Aqui toda a africana costa acabo
Neste meu nunca visto promontório,
Que para o Pólo Antárctico se estende,
A quem vossa ousadia tanto ofende.»Os Lusíadas, Canto Quinto, estrofe 50 (Adamastor narra a sua história)
O Cabo das Tormentas, com as suas escarpas abruptas e mares revoltos no encontro do Atlântico com o Índico era um desafio terrível para a navegação, cuja descrição ficaria sempre incompleta caso Camões não ousasse criar um gigante traído, de fúria inesgotável, que fizesse jus ao temor que aquela passagem causava aos navegadores.
As rotas mais seguras, com um longo desvio para Sul, passavam ao largo do cabo, aproveitando as correntes fortes dos oceanos austrais que, sem continentes a impedir a passagem das águas, circulam à volta da Antártida. Apesar disso, a grande diferença de temperaturas do Atlântico para o Índico, é causa de grande agitação e tempestades. Uma rota mais austral não evitava as tempestades, mas evitaria um naufrágio nas rochas.
O poeta bebeu inspiração ao longo das suas muitas aventuras. Pelas descrições que faz dos lugares e das viagens temos a certeza que passou grande parte da vida naquelas paragens, sofrendo e lutando como aqueles sobre os quais escreve. Talvez tenha ouvido falar da erupção de Ternate, certamente viu muitas vezes escarpas vigorosas como dentes afiados a ameaçar os cascos, talvez haja ainda mais que tenha visto e que não saibamos pois, é preciso não esquecer, Camões era personagem quase insignificante na época, membro da baixa nobreza caído em desgraça, e o que sabemos da sua vida deve-se à interpretação de factos dispersos, da sua obra, de pequenos relatos de amigos que lhe reconheceram o génio ainda em vida. Tal não impediu que morresse na miséria, sustentado pelo fiel António, o escravo jau.
«Tão temerosa vinha e carregada,
Que pôs nos corações um grande medo;
Bramindo, o negro mar de longe brada,
Como se desse em vão nalgum rochedo.
– «Ó Potestade (disse) sublimada:
Que ameaço divino ou que segredo
Este clima e este mar nos apresenta,
Que mor cousa parece que tormenta?»Os Lusíadas, Canto Quinto, estrofe 38 (Adamastor anuncia-se)
Se Camões se inspirou num vulcão para parte da caracterização do Adamastor é incerto e até discutível, mas comecei esta viagem sem saber o que encontraria. Sei agora que, apesar de rebuscado, é possível que Camões tenha presenciado ou ouvido relatos em primeira mão de uma erupção importante ocorrida na região onde vivia na altura. Se essa experiência moldou o Adamastor de alguma forma, só ele o poderá explicar.
Geologia/Poesia
Comecei por recordar aulas de ciências de há muito e perdí-me com tanta literatura – quase nos faz apaixonar por terramotos, vulcões e outros sustos.

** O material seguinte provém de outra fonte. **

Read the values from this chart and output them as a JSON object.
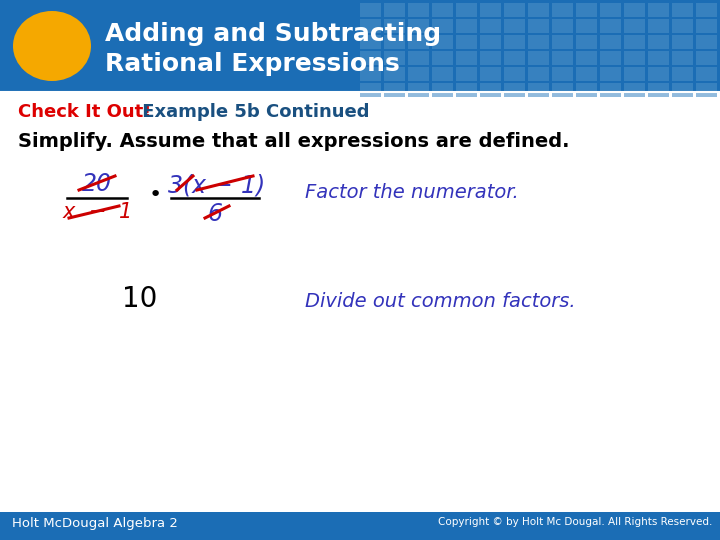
{
  "title_line1": "Adding and Subtracting",
  "title_line2": "Rational Expressions",
  "subtitle_red": "Check It Out!",
  "subtitle_blue": " Example 5b Continued",
  "body_text": "Simplify. Assume that all expressions are defined.",
  "header_bg_color": "#1b6db5",
  "header_tile_color": "#4a8fc7",
  "oval_color": "#f5a800",
  "footer_bg_color": "#1b6db5",
  "footer_left": "Holt McDougal Algebra 2",
  "footer_right": "Copyright © by Holt Mc Dougal. All Rights Reserved.",
  "factor_comment": "Factor the numerator.",
  "divide_comment": "Divide out common factors.",
  "blue_color": "#3333bb",
  "red_color": "#cc0000",
  "dark_blue": "#1a3a8a",
  "check_red": "#dd0000",
  "example_blue": "#1a5080"
}
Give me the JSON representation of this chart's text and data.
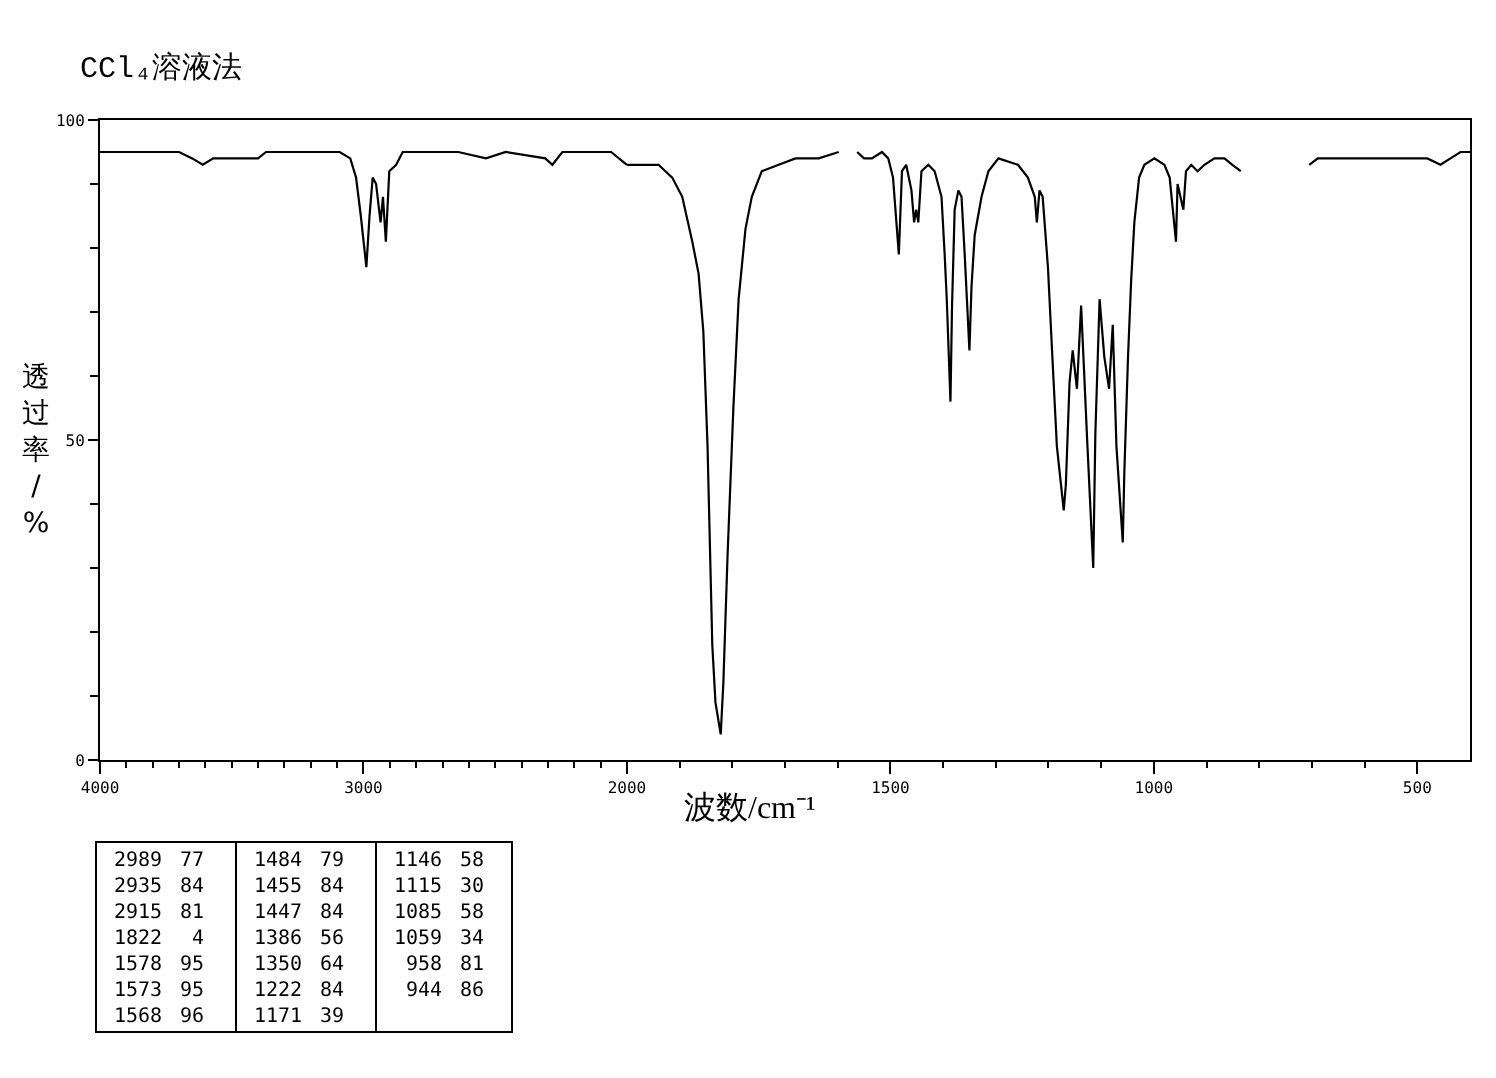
{
  "chart_data": [
    {
      "type": "line",
      "title": "CCl₄溶液法",
      "ylabel": "透过率/%",
      "x": [
        4000,
        3800,
        3700,
        3650,
        3610,
        3570,
        3400,
        3370,
        3170,
        3090,
        3050,
        3028,
        3010,
        2989,
        2977,
        2965,
        2952,
        2935,
        2926,
        2915,
        2902,
        2876,
        2851,
        2640,
        2535,
        2460,
        2310,
        2283,
        2245,
        2060,
        2000
      ],
      "values": [
        95,
        95,
        95,
        94,
        93,
        94,
        94,
        95,
        95,
        95,
        94,
        91,
        85,
        77,
        85,
        91,
        90,
        84,
        88,
        81,
        92,
        93,
        95,
        95,
        94,
        95,
        94,
        93,
        95,
        95,
        93
      ],
      "color": "#000000",
      "xlim": [
        4000,
        2000
      ],
      "xticks": [
        4000,
        {
          "value": 3900,
          "label": null
        },
        {
          "value": 3800,
          "label": null
        },
        {
          "value": 3700,
          "label": null
        },
        {
          "value": 3600,
          "label": null
        },
        {
          "value": 3500,
          "label": null
        },
        {
          "value": 3400,
          "label": null
        },
        {
          "value": 3300,
          "label": null
        },
        {
          "value": 3200,
          "label": null
        },
        {
          "value": 3100,
          "label": null
        },
        3000,
        {
          "value": 2900,
          "label": null
        },
        {
          "value": 2800,
          "label": null
        },
        {
          "value": 2700,
          "label": null
        },
        {
          "value": 2600,
          "label": null
        },
        {
          "value": 2500,
          "label": null
        },
        {
          "value": 2400,
          "label": null
        },
        {
          "value": 2300,
          "label": null
        },
        {
          "value": 2200,
          "label": null
        },
        {
          "value": 2100,
          "label": null
        }
      ],
      "ylim": [
        0,
        100
      ],
      "yticks": [
        0,
        {
          "value": 10,
          "label": null
        },
        {
          "value": 20,
          "label": null
        },
        {
          "value": 30,
          "label": null
        },
        {
          "value": 40,
          "label": null
        },
        50,
        {
          "value": 60,
          "label": null
        },
        {
          "value": 70,
          "label": null
        },
        {
          "value": 80,
          "label": null
        },
        {
          "value": 90,
          "label": null
        },
        100
      ],
      "annotations": [
        "2989",
        "77",
        "2935",
        "84",
        "2915",
        "81",
        "1822",
        "4",
        "1578",
        "95",
        "1573",
        "95",
        "1568",
        "96",
        "1484",
        "79",
        "1455",
        "84",
        "1447",
        "84",
        "1386",
        "56",
        "1350",
        "64",
        "1222",
        "84",
        "1171",
        "39",
        "1146",
        "58",
        "1115",
        "30",
        "1085",
        "58",
        "1059",
        "34",
        "958",
        "81",
        "944",
        "86"
      ]
    },
    {
      "type": "line",
      "xlabel": "波数/cm⁻¹",
      "x": [
        2000,
        1965,
        1940,
        1914,
        1895,
        1876,
        1864,
        1855,
        1847,
        1838,
        1832,
        1822,
        1817,
        1809,
        1798,
        1788,
        1775,
        1763,
        1744,
        1712,
        1680,
        1636,
        1598,
        1580,
        1563,
        1550,
        1535,
        1516,
        1504,
        1495,
        1484,
        1478,
        1470,
        1460,
        1455,
        1451,
        1447,
        1441,
        1428,
        1416,
        1403,
        1397,
        1393,
        1386,
        1383,
        1378,
        1371,
        1365,
        1359,
        1350,
        1346,
        1340,
        1327,
        1314,
        1295,
        1258,
        1239,
        1226,
        1222,
        1217,
        1211,
        1201,
        1192,
        1184,
        1171,
        1167,
        1160,
        1154,
        1146,
        1138,
        1126,
        1115,
        1111,
        1103,
        1094,
        1085,
        1078,
        1071,
        1059,
        1056,
        1049,
        1043,
        1037,
        1028,
        1018,
        999,
        980,
        970,
        958,
        955,
        944,
        939,
        929,
        917,
        904,
        885,
        866,
        851,
        835,
        770,
        705,
        689,
        652,
        601,
        551,
        513,
        481,
        456,
        437,
        418,
        400
      ],
      "values": [
        93,
        93,
        93,
        91,
        88,
        81,
        76,
        67,
        49,
        18,
        9,
        4,
        12,
        32,
        55,
        72,
        83,
        88,
        92,
        93,
        94,
        94,
        95,
        null,
        95,
        94,
        94,
        95,
        94,
        91,
        79,
        92,
        93,
        89,
        84,
        86,
        84,
        92,
        93,
        92,
        88,
        79,
        72,
        56,
        71,
        86,
        89,
        88,
        79,
        64,
        74,
        82,
        88,
        92,
        94,
        93,
        91,
        88,
        84,
        89,
        88,
        77,
        62,
        49,
        39,
        43,
        59,
        64,
        58,
        71,
        49,
        30,
        51,
        72,
        63,
        58,
        68,
        49,
        34,
        45,
        63,
        75,
        84,
        91,
        93,
        94,
        93,
        91,
        81,
        90,
        86,
        92,
        93,
        92,
        93,
        94,
        94,
        93,
        92,
        null,
        93,
        94,
        94,
        94,
        94,
        94,
        94,
        93,
        94,
        95,
        95
      ],
      "color": "#000000",
      "xlim": [
        2000,
        400
      ],
      "xticks": [
        2000,
        {
          "value": 1900,
          "label": null
        },
        {
          "value": 1800,
          "label": null
        },
        {
          "value": 1700,
          "label": null
        },
        {
          "value": 1600,
          "label": null
        },
        1500,
        {
          "value": 1400,
          "label": null
        },
        {
          "value": 1300,
          "label": null
        },
        {
          "value": 1200,
          "label": null
        },
        {
          "value": 1100,
          "label": null
        },
        1000,
        {
          "value": 900,
          "label": null
        },
        {
          "value": 800,
          "label": null
        },
        {
          "value": 700,
          "label": null
        },
        {
          "value": 600,
          "label": null
        },
        500
      ],
      "ylim": [
        0,
        100
      ],
      "tick_labels": "x"
    }
  ]
}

Adorei o artigo e tenho a certeza que vou voltar a ler “Os Lusíadas”, desta vez com outra disposição.
Parabéns!
Ao cruzar as várias áreas do conhecimento, sejam elas a geologia, a astronomia ou a literatura, encontramos novas esferas para explorar. É um atentado à curiosidade humana tentar compartimentalizar o saber, espreitar o mundo pela fechadura em vez de abrir a porta.
Os melhores professores que tive contavam histórias que, à primeira vista, pareciam estar desligadas do que queriam ensinar, mas acabavam por fazer todo o centido. O certo é que são essas as lições que melhor recordo.
Neste artigo procurei misturar um pouco dois mundos distintos. Fico feliz por ter sido bem sucedido.
A matemática entende-se
Os lusíadas estudam-se
Você compreendeu-o
Obrigado por estas palavras escritas e deixadas ao acaso
numa página tecnológica facilitando momentos de leitura a quem procura conhecimentos históricos.
Como foí Ulisses salvo de caríbdis?
obrigado Helena
Ulisses teve de escolher entre dois monstros mortais, Sila e Caribdes. No seu primeiro encontro perdeu seis homens, devorados por Sila. No segundo e já sozinho, conseguiu salvar-se de Caribdes graças ao que tinha aprendido na viagem anterior.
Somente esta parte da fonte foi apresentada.